EYE-CATCHING images of slain rapper Tupac Shakur and the Black Panther are tattooed on each side of forgotten Warriors striker Shingirai Kawondera's shoulders.
To the dreadlocked Kawondera, the Black Panther tattoo symbolises freedom from oppression while that of Tupac is a sign of the respect he has for the late rapper.
Just like his idol, Kawondera lives a controversial life that courts as much attention as he does with his immense talent.
Blessed with sublime dribbling skills and a burst of speed, Kawondera was once described by BBC sports journalist Farai Mungazi as the next Peter Ndlovu after the 1999 CAF Under-17 African Championships in Guinea.
That year Kawondera left for Poland amid hopes that would be his launchpad into in an established European league.
Sadly, the 29-year-old's story is a tragic one as 13 years later, he remains languishing in the lower rungs of an obscure Cyprus third tier league.
Unlike his peers plying their trade in Europe, the dreadlocked star has neither investment nor any property to show for his toil and word is that he is broke.
Now questions are being asked whether it's the dreadlocked youngster's lifestyle that destroyed his once promising career. Stories of his love for the fairer sex and night life in Harare's night spots has been filtering into the ears of many for years.
Kawondera briefly joined the Warriors fold to help Zimbabwe qualify for the 2006 Africa Cup of Nations finals in Egypt. However, clashes with the then national team coach, Charles Mhlauri, resulted in him being dropped from the Warrior squad.
"Many have the misconception that I misbehave. People should judge me by how I perform on the field and not how I spend my time outside football. That is the problem I had with Charles Mhlauri," said Kawondera.
Allegations of age-cheating were also thrown at the player after he was accused of using a birth certificate belonging to a woman.
"There was a mistake with my birth certificate as it was written female. We corrected the mistake, but they had not changed the birth entry number," he said.
Kawondera admitted he has nothing to show for nearly 13 seasons in Europe and that he had fathered three kids with three different women.
Among these women is Mary Mubaiwa, who was his wife of four years. Mubaiwa is now married to General Constantine Chiwenga, the commander of the Zimbabwe Defence Forces.
"All along I was just enjoying myself and never made any investments. (Taimbofara zvedu). I hope to start something this year," he said.
"I am not planning to marry anytime soon because I have failed before and all the women I have lived with say I am arrogant. Maybe the problem is that I am not used to company since I started living alone in Poland at a very young age."

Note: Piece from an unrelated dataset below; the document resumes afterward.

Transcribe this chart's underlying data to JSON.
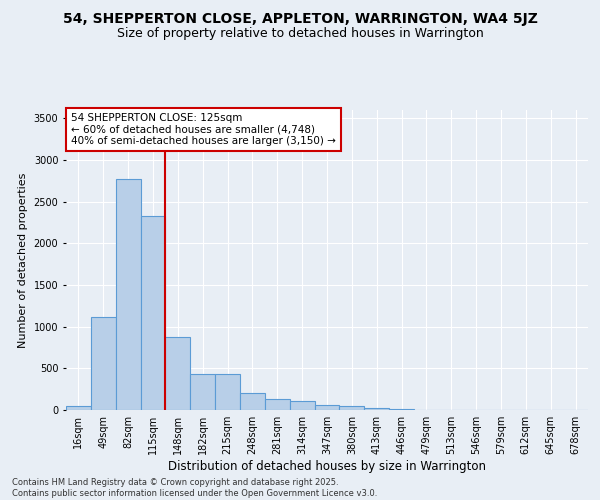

Kawondera, a self-confessed Mugabe supporter, claims that his playing in the lower rungs of Cyprus football was to give him time to "complete a Political Science degree which he is studying by correspondence with an American college."
The star hopes to one day play for a local club.
"I will be in the country till August so if an offer for a short contract from a local club comes along, I will take it," he said.
Kawondera started his career at Wieslaw Grabowisk's Darryn T in 1998 and between 1999 and 2002 played for Polish club Górnik Zabrze before signing for Cypriot First Division outfit AEP Paphos during the 2005.
In 2005-2006, he played for the Turkish club Gaziantepspor before moving back to South Africa in 2007 where he joined Supersport United.
In July 2007 he signed a two-year contract with the Cypriot club AEK Larnaca. However, in January 2008, he moved to Nea Salamina. Since then he has been wondering from club to club in the lower rungs of Cyprus leagues.
Will he, like the proverbial phoenix, rise from ashes? Only time will tell.